Genghis Khan was born as Temujin, in the 1160s, in the area of modern day Mongolia. By 1190, he and his followers had united many of the nomadic tribes of northeast Asia, creating a Mongol confederation. They went on to forge a great Mongol Empire, leading invasions across most of Eurasia. Under Temujin’s leadership, the Mongol Empire conquered and/or incorporated the Keraits, Naimans, Merkits, Tanguts, Jin and Tatars. At a council of Mongol chiefs, he was acknowledged as Khan of the consolidated tribes and took the new title, "Genghis Khan."

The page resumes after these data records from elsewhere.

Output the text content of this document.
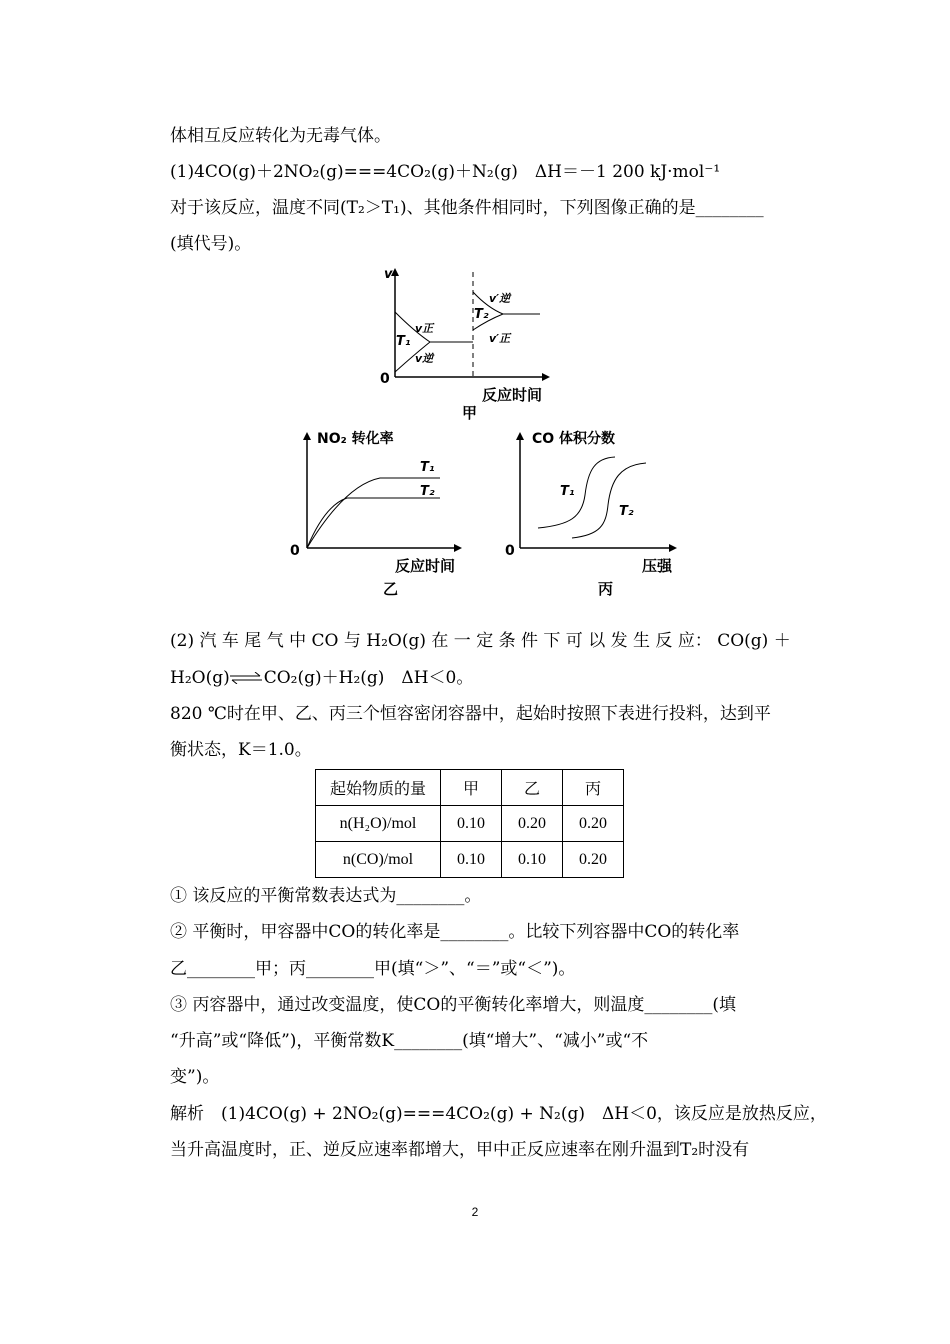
体相互反应转化为无毒气体。
(1)4CO(g)＋2NO₂(g)===4CO₂(g)＋N₂(g)　ΔH＝－1 200 kJ·mol⁻¹
对于该反应，温度不同(T₂＞T₁)、其他条件相同时，下列图像正确的是________
(填代号)。
v
0
T₁
v正
v逆
T₂
v′逆
v′正
反应时间
甲
NO₂ 转化率
0
T₁
T₂
反应时间
乙
CO 体积分数
0
T₁
T₂
压强
丙
(2) 汽 车 尾 气 中 CO 与 H₂O(g) 在 一 定 条 件 下 可 以 发 生 反 应： CO(g) ＋
H₂O(g)　　CO₂(g)＋H₂(g)　ΔH＜0。
820 ℃时在甲、乙、丙三个恒容密闭容器中，起始时按照下表进行投料，达到平
衡状态，K＝1.0。
起始物质的量	甲	乙	丙
n(H₂O)/mol	0.10	0.20	0.20
n(CO)/mol	0.10	0.10	0.20
① 该反应的平衡常数表达式为________。
② 平衡时，甲容器中CO的转化率是________。比较下列容器中CO的转化率
乙________甲；丙________甲(填“＞”、“＝”或“＜”)。
③ 丙容器中，通过改变温度，使CO的平衡转化率增大，则温度________(填
“升高”或“降低”)，平衡常数K________(填“增大”、“减小”或“不
变”)。
解析　(1)4CO(g) + 2NO₂(g)===4CO₂(g) + N₂(g)　ΔH＜0，该反应是放热反应，
当升高温度时，正、逆反应速率都增大，甲中正反应速率在刚升温到T₂时没有
2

Temujin had been promised in an arranged marriage at the age of nine. The marriage took place when he was 16. The couple had four sons, who took on the mantle of power after their father’s death. Later, when he rose to power, Temujin took several other wives and had many children, but all were excluded from succession.
By the time he died in 1227, the Mongol Empire occupied much of Central Asia and China. He left behind an army of more than 129,000 men. His sons and grandsons extended his empire across most of Eurasia, conquering or subduing the territories of modern-day China, Korea, the Caucasus, and Central Asia, and much of Eastern Europe, Russia and the Middle East. Invasions under Genghis Khan and his sons were often accompanied by the wholesale slaughter of local populations. Historians suggest that Mongol invasions may have resulted in the deaths of up to 40 million people.